ITK/Release 4/Refactoring Level Set Framework/LevelSetGPUBostonMeeting 2010-10-14
From KitwarePublic
< ITK | Release 4 | Refactoring Level Set Framework
Jump to navigationJump to search
Revision as of 16:00, 9 December 2011 by Daviddoria (talk | contribs) (moved ITK Release 4/Refactoring Level Set Framework/LevelSetGPUBostonMeeting 2010-10-14 to ITK/Release 4/Refactoring Level Set Framework/LevelSetGPUBostonMeeting 2010-10-14)
Level Set And GPU
Meeting on Oct 14 2010, 3-4 pm Cambridge, MA
Attendees: Arnaud Gelas, Kishore Mosaliganti, Won-Ki Jeong
Levelset implementation can happen with GPU involvement at different levels. Primarily (at the solver level), the level set implementation consists of while-loop iterations inside the domain. Inside each iteration, speed terms are calculated at each pixel of the domain. Finally, the resulting update is then added to the level-set function to obtain a new function.

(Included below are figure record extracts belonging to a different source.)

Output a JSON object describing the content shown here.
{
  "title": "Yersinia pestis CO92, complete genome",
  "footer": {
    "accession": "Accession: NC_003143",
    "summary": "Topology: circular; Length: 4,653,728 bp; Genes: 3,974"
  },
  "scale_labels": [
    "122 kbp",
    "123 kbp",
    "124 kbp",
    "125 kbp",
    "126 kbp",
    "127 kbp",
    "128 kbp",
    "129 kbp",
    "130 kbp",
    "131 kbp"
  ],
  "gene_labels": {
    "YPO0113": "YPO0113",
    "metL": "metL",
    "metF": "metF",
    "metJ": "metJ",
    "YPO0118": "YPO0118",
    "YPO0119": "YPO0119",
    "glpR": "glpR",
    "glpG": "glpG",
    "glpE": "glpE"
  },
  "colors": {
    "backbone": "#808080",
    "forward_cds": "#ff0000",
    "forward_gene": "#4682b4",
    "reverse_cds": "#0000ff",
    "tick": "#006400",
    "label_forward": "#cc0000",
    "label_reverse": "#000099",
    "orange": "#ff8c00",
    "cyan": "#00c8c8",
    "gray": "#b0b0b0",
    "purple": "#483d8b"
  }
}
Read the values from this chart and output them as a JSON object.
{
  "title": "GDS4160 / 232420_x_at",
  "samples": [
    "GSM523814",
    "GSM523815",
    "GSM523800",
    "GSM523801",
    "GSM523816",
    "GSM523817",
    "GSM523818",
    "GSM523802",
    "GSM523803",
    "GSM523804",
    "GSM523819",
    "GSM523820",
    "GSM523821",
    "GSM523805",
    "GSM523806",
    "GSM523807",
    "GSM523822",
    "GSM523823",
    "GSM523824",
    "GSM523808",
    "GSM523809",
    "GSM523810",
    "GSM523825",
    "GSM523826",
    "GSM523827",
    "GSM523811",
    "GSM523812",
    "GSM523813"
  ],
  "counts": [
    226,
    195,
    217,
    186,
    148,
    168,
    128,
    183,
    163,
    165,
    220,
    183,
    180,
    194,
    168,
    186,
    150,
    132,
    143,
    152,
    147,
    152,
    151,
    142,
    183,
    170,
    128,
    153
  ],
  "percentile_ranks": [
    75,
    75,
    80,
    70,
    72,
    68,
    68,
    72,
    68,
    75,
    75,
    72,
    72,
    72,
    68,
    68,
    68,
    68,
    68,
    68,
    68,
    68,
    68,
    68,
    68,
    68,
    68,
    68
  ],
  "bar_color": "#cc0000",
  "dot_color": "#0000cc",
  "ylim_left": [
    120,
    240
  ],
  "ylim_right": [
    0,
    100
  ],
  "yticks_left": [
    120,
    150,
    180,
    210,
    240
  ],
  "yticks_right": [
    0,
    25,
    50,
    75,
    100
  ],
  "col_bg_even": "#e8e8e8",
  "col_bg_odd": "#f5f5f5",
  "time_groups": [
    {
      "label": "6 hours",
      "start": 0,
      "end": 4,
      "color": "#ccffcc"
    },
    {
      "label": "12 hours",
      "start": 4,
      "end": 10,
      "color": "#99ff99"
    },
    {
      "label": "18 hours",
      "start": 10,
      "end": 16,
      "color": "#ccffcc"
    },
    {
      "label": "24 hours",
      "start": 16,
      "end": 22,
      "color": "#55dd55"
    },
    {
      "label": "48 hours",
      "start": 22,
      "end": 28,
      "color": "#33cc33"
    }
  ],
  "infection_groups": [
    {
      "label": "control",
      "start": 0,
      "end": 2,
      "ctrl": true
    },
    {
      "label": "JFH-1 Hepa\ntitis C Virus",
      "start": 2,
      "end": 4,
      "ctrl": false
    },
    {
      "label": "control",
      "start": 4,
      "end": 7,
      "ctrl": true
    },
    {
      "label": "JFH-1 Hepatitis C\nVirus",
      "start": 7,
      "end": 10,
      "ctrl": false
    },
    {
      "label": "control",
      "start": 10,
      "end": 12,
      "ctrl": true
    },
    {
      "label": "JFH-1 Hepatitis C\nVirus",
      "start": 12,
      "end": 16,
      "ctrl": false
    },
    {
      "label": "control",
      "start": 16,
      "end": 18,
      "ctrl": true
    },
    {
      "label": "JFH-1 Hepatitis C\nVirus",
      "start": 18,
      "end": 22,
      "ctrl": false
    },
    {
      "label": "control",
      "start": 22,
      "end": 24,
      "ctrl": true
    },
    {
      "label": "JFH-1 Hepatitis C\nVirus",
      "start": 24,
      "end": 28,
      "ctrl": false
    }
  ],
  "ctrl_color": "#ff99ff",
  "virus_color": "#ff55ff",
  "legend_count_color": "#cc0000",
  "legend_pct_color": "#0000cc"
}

(a) while( Stopping Criterion Is Not Satisfied ) (b) { (c) for all level set ls_i in the level set container (d) { (e) for all pixels in the domain of ls_i (f) { (g) Compute all speed terms // iterate on the Term Container (h) Evaluate the updated levelset function (i) Compute time step from CFL Condition (j) } (k) Reinitialize to signed distance function (if requested by user) (l) } (m)}
We list out 3 scenarios here where GPU can be used:
- GPU implementation during pixel updates at (g): The pixel neighborhood in image and level set information is copied to GPU memory and the terms are evaluated in the GPU function. This leads to minimal changes in the current proposed design. Each term will have a CPU and GPU implementation. A term factory will call the GPU implementation. However, this is very bad according to performance.

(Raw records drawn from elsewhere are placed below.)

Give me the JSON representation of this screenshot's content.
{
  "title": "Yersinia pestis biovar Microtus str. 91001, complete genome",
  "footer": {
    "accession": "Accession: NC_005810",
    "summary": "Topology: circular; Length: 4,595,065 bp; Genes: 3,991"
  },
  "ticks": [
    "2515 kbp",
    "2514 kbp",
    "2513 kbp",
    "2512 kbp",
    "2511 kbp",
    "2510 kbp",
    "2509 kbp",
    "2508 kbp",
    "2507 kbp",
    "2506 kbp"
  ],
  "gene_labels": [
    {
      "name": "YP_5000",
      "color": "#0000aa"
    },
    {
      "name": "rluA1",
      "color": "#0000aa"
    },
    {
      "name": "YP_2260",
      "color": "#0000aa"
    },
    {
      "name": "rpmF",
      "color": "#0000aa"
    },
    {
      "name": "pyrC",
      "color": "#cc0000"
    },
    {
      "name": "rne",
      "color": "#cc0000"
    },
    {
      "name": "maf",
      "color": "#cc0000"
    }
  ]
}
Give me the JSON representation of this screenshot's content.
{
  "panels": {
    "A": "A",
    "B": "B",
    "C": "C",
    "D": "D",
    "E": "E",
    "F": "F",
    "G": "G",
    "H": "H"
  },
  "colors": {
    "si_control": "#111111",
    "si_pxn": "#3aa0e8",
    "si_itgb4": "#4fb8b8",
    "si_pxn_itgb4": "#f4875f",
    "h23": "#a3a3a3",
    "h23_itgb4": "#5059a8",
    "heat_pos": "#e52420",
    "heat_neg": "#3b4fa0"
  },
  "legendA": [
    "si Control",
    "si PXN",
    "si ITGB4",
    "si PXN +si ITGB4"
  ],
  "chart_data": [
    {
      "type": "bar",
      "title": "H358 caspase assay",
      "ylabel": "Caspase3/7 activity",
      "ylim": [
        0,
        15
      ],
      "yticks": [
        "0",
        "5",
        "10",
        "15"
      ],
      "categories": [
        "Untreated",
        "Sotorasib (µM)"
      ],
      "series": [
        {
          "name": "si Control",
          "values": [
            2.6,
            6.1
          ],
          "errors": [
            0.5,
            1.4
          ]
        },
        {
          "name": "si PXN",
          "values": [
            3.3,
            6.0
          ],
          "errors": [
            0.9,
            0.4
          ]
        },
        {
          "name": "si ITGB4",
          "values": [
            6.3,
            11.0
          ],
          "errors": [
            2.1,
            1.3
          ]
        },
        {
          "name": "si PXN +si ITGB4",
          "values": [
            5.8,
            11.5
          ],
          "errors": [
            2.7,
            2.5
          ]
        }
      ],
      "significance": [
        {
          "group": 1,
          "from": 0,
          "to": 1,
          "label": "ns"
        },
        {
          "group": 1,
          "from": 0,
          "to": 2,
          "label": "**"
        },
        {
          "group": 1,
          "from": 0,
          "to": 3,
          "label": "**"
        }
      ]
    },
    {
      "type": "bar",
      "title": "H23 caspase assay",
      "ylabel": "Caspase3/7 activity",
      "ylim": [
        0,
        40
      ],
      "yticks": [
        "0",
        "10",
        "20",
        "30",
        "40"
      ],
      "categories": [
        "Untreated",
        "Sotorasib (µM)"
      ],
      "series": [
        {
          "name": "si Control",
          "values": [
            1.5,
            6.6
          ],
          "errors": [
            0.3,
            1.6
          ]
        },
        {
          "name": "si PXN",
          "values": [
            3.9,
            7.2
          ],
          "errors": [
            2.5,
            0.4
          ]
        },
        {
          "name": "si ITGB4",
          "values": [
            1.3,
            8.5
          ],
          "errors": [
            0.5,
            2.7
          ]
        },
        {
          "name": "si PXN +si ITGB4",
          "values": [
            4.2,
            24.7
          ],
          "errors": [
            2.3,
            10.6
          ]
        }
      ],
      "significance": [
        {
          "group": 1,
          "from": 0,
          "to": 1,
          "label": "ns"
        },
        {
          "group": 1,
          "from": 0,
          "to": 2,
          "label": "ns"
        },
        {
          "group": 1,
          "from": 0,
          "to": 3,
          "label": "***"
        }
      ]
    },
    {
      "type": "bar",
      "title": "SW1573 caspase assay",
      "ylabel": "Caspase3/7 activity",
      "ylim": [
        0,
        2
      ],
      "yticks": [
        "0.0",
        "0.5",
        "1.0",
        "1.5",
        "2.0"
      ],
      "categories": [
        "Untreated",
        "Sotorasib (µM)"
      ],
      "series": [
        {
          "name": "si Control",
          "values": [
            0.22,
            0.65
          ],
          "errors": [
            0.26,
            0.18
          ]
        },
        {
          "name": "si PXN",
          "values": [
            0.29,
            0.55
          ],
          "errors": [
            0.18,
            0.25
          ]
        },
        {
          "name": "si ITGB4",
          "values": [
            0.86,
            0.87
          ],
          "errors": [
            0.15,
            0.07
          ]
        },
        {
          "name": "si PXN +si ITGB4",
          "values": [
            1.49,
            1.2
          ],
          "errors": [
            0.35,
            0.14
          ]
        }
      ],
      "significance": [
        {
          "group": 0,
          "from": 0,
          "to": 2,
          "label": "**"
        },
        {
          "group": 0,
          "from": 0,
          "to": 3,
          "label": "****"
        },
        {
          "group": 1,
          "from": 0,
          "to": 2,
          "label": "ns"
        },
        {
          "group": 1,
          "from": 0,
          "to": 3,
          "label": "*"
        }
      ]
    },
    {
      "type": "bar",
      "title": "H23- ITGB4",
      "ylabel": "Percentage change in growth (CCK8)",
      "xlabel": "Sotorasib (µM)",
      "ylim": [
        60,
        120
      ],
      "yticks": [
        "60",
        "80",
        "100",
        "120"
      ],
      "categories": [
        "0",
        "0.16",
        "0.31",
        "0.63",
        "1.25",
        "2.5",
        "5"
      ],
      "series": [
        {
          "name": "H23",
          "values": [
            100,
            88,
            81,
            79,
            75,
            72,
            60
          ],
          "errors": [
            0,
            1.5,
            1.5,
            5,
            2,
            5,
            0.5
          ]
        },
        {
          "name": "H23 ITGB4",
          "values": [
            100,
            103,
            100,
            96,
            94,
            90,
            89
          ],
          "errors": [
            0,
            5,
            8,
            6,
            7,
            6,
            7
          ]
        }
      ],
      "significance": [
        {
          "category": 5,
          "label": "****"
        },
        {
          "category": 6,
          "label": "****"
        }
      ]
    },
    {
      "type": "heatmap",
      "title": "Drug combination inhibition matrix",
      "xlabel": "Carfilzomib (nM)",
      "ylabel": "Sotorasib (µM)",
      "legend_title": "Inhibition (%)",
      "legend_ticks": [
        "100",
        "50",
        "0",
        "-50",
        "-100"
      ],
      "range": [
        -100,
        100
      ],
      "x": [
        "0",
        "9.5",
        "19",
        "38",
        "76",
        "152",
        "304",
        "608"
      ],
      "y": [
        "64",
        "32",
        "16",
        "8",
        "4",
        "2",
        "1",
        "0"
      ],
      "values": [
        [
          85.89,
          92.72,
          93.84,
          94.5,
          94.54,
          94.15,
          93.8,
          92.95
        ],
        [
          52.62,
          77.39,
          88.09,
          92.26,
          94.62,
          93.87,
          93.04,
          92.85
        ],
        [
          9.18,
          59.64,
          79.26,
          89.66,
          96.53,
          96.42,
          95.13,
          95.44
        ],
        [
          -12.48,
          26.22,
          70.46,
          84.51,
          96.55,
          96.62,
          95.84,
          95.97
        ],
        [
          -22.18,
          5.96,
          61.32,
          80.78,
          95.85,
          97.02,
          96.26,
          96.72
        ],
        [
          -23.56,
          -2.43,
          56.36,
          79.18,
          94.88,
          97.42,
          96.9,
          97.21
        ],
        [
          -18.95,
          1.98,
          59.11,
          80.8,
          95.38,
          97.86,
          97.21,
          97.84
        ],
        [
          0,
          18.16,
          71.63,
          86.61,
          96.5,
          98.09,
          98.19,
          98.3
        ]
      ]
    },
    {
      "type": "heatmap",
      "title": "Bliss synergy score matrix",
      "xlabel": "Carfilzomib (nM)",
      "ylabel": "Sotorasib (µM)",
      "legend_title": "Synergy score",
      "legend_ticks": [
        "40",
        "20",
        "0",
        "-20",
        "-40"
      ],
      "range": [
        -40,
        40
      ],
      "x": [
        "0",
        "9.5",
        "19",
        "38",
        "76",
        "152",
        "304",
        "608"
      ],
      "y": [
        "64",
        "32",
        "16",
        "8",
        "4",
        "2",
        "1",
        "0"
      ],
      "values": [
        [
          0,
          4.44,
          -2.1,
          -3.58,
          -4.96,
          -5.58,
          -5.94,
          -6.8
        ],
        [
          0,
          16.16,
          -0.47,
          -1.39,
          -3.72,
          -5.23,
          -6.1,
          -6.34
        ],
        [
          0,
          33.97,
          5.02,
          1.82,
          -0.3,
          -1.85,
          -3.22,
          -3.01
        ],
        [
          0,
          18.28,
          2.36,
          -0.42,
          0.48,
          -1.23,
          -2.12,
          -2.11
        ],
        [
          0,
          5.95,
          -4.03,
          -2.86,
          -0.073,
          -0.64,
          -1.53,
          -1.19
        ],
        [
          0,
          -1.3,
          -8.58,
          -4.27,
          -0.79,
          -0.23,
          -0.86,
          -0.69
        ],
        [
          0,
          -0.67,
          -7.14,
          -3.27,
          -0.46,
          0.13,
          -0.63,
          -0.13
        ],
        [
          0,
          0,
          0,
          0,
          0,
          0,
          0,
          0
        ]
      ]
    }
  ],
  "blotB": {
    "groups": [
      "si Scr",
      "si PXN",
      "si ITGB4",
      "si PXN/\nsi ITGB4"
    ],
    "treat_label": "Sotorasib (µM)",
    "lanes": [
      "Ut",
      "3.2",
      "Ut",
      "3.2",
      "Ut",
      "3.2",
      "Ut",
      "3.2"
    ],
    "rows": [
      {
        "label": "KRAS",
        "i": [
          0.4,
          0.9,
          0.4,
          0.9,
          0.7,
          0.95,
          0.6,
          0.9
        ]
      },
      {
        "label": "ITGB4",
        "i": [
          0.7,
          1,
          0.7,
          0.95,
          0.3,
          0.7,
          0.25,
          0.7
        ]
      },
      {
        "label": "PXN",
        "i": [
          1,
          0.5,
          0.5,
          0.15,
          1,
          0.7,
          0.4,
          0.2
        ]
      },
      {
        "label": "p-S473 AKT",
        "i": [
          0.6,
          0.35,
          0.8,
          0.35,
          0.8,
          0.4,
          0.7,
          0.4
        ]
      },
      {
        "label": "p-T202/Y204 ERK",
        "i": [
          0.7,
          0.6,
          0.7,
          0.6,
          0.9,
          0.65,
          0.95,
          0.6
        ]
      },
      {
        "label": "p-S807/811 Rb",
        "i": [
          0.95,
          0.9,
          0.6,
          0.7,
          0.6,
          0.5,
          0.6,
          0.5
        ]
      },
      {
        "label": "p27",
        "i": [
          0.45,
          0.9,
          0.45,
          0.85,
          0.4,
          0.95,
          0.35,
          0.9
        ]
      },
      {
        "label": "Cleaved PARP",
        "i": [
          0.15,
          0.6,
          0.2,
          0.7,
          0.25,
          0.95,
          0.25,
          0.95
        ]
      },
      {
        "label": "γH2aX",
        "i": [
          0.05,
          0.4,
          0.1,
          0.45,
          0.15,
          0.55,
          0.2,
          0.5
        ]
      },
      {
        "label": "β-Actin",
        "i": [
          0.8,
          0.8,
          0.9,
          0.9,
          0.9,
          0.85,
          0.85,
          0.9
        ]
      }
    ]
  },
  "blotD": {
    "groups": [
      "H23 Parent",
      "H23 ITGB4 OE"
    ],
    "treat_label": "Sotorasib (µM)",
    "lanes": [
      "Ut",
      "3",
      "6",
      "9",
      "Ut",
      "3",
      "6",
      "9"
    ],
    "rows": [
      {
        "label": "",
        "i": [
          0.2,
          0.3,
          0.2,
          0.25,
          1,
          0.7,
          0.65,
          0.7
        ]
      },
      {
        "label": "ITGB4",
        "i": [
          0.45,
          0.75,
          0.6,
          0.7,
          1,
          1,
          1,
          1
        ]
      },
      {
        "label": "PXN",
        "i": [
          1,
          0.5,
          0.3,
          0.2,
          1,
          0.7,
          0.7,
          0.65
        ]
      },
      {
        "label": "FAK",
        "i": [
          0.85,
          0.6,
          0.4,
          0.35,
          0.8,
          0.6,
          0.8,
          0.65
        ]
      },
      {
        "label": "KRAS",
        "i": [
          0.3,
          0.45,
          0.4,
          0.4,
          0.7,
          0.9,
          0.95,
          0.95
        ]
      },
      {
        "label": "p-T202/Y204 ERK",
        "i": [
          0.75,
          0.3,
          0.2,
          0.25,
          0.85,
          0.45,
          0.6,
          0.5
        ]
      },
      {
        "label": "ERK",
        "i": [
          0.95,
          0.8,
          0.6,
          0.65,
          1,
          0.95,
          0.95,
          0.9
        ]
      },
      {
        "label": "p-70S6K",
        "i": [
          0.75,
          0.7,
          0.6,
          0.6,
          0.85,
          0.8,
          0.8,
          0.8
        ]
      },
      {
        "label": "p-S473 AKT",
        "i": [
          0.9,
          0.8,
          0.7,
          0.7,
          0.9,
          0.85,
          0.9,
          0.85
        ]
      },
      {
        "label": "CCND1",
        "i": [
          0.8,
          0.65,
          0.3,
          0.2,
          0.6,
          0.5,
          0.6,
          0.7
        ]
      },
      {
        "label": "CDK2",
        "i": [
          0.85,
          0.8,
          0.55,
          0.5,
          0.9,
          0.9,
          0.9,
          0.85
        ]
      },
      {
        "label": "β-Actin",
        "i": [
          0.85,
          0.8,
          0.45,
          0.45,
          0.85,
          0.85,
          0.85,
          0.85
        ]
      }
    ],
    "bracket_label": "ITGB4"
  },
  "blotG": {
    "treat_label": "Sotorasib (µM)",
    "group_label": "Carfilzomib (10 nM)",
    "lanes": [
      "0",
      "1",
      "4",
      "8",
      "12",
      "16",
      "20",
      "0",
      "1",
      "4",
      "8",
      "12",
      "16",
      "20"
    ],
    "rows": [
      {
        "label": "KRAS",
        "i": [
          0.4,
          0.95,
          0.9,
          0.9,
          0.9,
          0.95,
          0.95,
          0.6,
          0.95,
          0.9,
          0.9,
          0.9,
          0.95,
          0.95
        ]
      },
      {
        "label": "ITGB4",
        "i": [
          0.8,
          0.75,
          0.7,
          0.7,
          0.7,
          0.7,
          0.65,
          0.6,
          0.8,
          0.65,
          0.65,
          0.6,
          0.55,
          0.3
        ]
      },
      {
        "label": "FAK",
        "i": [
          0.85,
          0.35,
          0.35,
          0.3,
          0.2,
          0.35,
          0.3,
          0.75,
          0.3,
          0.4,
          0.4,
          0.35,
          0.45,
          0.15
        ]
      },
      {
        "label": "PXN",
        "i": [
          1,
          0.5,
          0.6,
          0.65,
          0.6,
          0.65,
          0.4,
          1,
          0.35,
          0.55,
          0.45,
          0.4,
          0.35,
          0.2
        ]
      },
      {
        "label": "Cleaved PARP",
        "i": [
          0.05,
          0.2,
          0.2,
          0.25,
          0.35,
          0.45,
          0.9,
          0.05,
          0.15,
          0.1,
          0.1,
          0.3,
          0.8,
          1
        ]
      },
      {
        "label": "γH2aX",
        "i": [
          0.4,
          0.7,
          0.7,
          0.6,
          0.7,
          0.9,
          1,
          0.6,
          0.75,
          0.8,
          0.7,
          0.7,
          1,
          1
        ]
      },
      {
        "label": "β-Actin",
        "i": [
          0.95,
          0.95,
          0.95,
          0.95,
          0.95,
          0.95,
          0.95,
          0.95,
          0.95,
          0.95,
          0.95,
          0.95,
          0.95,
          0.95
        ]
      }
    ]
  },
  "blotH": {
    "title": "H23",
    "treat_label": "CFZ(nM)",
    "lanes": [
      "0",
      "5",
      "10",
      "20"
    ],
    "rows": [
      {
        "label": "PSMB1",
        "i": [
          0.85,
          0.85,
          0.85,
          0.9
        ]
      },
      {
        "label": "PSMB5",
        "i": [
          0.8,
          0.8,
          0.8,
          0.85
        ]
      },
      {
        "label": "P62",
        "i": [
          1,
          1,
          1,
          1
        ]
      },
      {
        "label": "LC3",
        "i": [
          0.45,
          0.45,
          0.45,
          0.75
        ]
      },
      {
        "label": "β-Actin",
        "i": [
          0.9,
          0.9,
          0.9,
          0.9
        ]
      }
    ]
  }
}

- The entire code (while loop iteration) is GPU, and everything is copied inside the GPU memory.
- Downside:
- memory limitation of the GPU (<2 Gb)
- Code duplication: CPU and GPU
- Note: Copy b/w memory 4Gb/s
- Fastest solution in terms of performance!!!
- Downside:
- In the last scenario, the code nesting is different:
for all level set ls_i in the level set container { for all terms in the term container { for all pixels in the domain of ls_i { Evaluate the update Compute time step from CFL Condition for this term } } Evaluate the updated levelset function Reinitialize to signed distance function (if requested by user) }
In this one the GPU Implementation will occur for the most nested for loop.
- Keep copying the level set and image in each iteration in the GPU
- Second most optimal implementation for GPU
- But the good point: there is no code duplication!!!